Cancer systems biology: a network modeling perspective

Abstract

Cancer is now appreciated as not only a highly heterogenous pathology with respect to cell type and tissue origin but also as a disease involving dysregulation of multiple pathways governing fundamental cell processes such as death, proliferation, differentiation and migration. Thus, the activities of molecular networks that execute metabolic or cytoskeletal processes, or regulate these by signal transduction, are altered in a complex manner by diverse genetic mutations in concert with the environmental context. A major challenge therefore is how to develop actionable understanding of this multivariate dysregulation, with respect both to how it arises from diverse genetic mutations and to how it may be ameliorated by prospective treatments.
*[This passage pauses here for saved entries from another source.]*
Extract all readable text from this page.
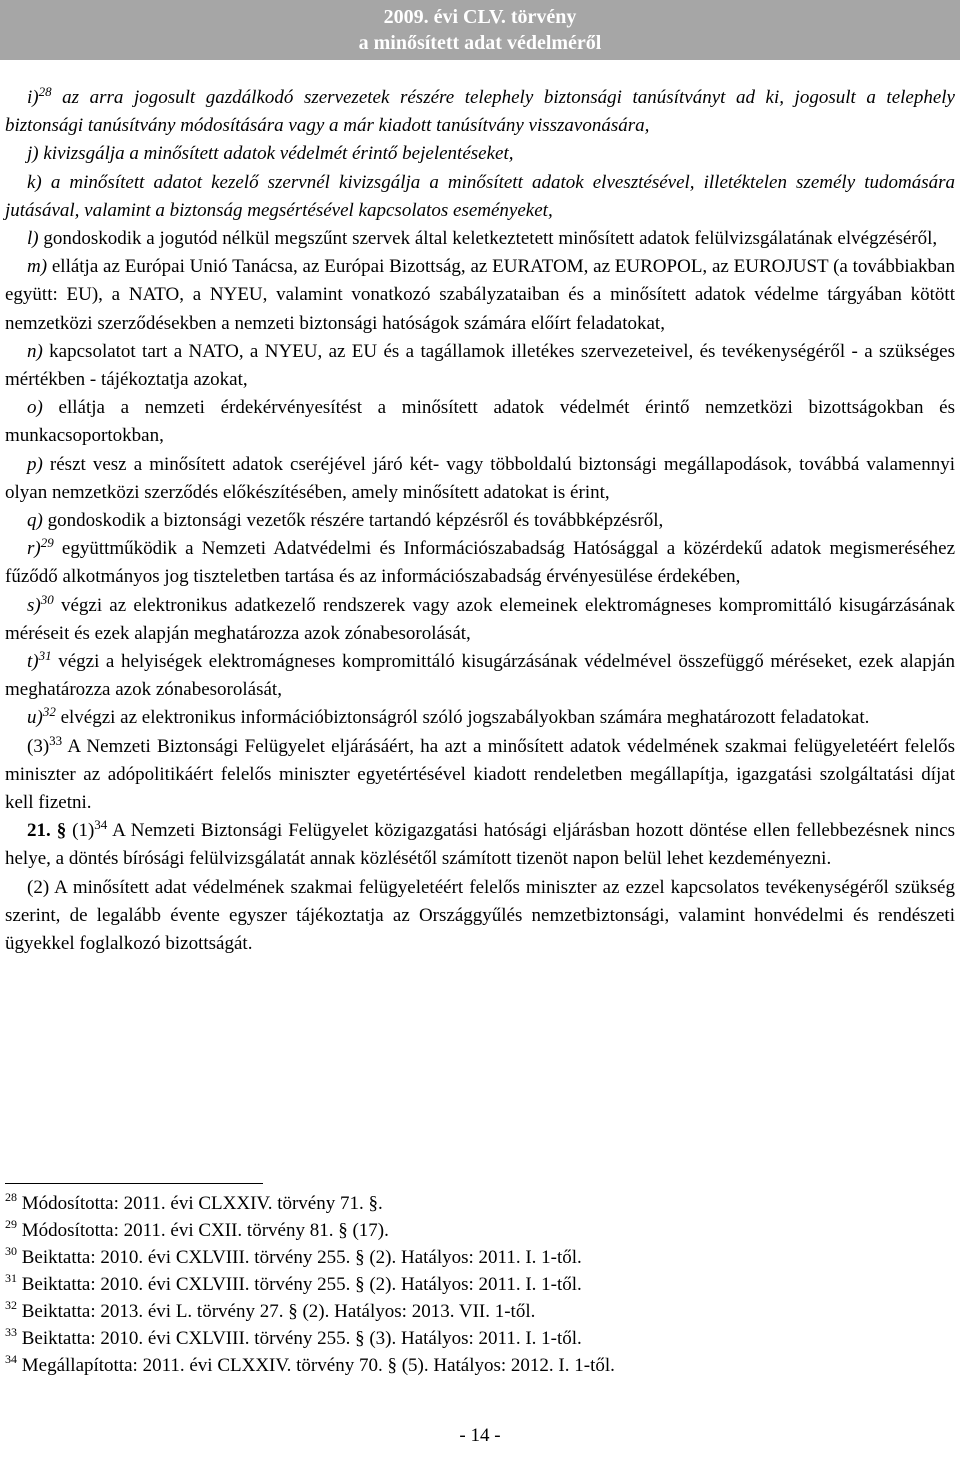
2009. évi CLV. törvény
a minősített adat védelméről

i)$^{28}$ az arra jogosult gazdálkodó szervezetek részére telephely biztonsági tanúsítványt ad ki, jogosult a telephely biztonsági tanúsítvány módosítására vagy a már kiadott tanúsítvány visszavonására,

j) kivizsgálja a minősített adatok védelmét érintő bejelentéseket,

k) a minősített adatot kezelő szervnél kivizsgálja a minősített adatok elvesztésével, illetéktelen személy tudomására jutásával, valamint a biztonság megsértésével kapcsolatos eseményeket,

l) gondoskodik a jogutód nélkül megszűnt szervek által keletkeztetett minősített adatok felülvizsgálatának elvégzéséről,

m) ellátja az Európai Unió Tanácsa, az Európai Bizottság, az EURATOM, az EUROPOL, az EUROJUST (a továbbiakban együtt: EU), a NATO, a NYEU, valamint vonatkozó szabályzataiban és a minősített adatok védelme tárgyában kötött nemzetközi szerződésekben a nemzeti biztonsági hatóságok számára előírt feladatokat,

n) kapcsolatot tart a NATO, a NYEU, az EU és a tagállamok illetékes szervezeteivel, és tevékenységéről - a szükséges mértékben - tájékoztatja azokat,

o) ellátja a nemzeti érdekérvényesítést a minősített adatok védelmét érintő nemzetközi bizottságokban és munkacsoportokban,

p) részt vesz a minősített adatok cseréjével járó két- vagy többoldalú biztonsági megállapodások, továbbá valamennyi olyan nemzetközi szerződés előkészítésében, amely minősített adatokat is érint,

q) gondoskodik a biztonsági vezetők részére tartandó képzésről és továbbképzésről,

r)$^{29}$ együttműködik a Nemzeti Adatvédelmi és Információszabadság Hatósággal a közérdekű adatok megismeréséhez fűződő alkotmányos jog tiszteletben tartása és az információszabadság érvényesülése érdekében,

s)$^{30}$ végzi az elektronikus adatkezelő rendszerek vagy azok elemeinek elektromágneses kompromittáló kisugárzásának méréseit és ezek alapján meghatározza azok zónabesorolását,

t)$^{31}$ végzi a helyiségek elektromágneses kompromittáló kisugárzásának védelmével összefüggő méréseket, ezek alapján meghatározza azok zónabesorolását,

u)$^{32}$ elvégzi az elektronikus információbiztonságról szóló jogszabályokban számára meghatározott feladatokat.

$(3)^{33}$ A Nemzeti Biztonsági Felügyelet eljárásáért, ha azt a minősített adatok védelmének szakmai felügyeletéért felelős miniszter az adópolitikáért felelős miniszter egyetértésével kiadott rendeletben megállapítja, igazgatási szolgáltatási díjat kell fizetni.

21. § $(1)^{34}$ A Nemzeti Biztonsági Felügyelet közigazgatási hatósági eljárásban hozott döntése ellen fellebbezésnek nincs helye, a döntés bírósági felülvizsgálatát annak közlésétől számított tizenöt napon belül lehet kezdeményezni.

(2) A minősített adat védelmének szakmai felügyeletéért felelős miniszter az ezzel kapcsolatos tevékenységéről szükség szerint, de legalább évente egyszer tájékoztatja az Országgyűlés nemzetbiztonsági, valamint honvédelmi és rendészeti ügyekkel foglalkozó bizottságát.

$^{28}$ Módosította: 2011. évi CLXXIV. törvény 71. §.
$^{29}$ Módosította: 2011. évi CXII. törvény 81. § (17).
$^{30}$ Beiktatta: 2010. évi CXLVIII. törvény 255. § (2). Hatályos: 2011. I. 1-től.
$^{31}$ Beiktatta: 2010. évi CXLVIII. törvény 255. § (2). Hatályos: 2011. I. 1-től.
$^{32}$ Beiktatta: 2013. évi L. törvény 27. § (2). Hatályos: 2013. VII. 1-től.
$^{33}$ Beiktatta: 2010. évi CXLVIII. törvény 255. § (3). Hatályos: 2011. I. 1-től.
$^{34}$ Megállapította: 2011. évi CLXXIV. törvény 70. § (5). Hatályos: 2012. I. 1-től.
- 14 -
While high-throughput experimental platform technologies ranging from genomic sequencing to transcriptomic, proteomic and metabolomic profiling are now commonly used for molecular-level characterization of tumor cells and surrounding tissues, the resulting data sets defy straightforward intuitive interpretation with respect to potential therapeutic targets or the effects of perturbation. In this review article, we will discuss how significant advances can be obtained by applying computational modeling approaches to elucidate the pathways most critically involved in tumor formation and progression, impact of particular mutations on pathway operation, consequences of altered cell behavior in tissue environments and effects of molecular therapeutics.

Fig. 1.

Schematic illustration of molecular processes governing cell and tissue functional behavior, depicting how genetic alterations convolute with environmental context to yield ultimate pathos/physiological phenotypes. Environmental context influences transcriptional, translational and posttranslational processes and moreover can modulate genomic information (directly via DNA mutation or indirectly via epigenetic modulation). Thus, the molecular-level characterization containing the greatest amount of information concerning phenotypic behavior resides in the realm comprehending both genomic and environmental effects: dynamic protein network operations.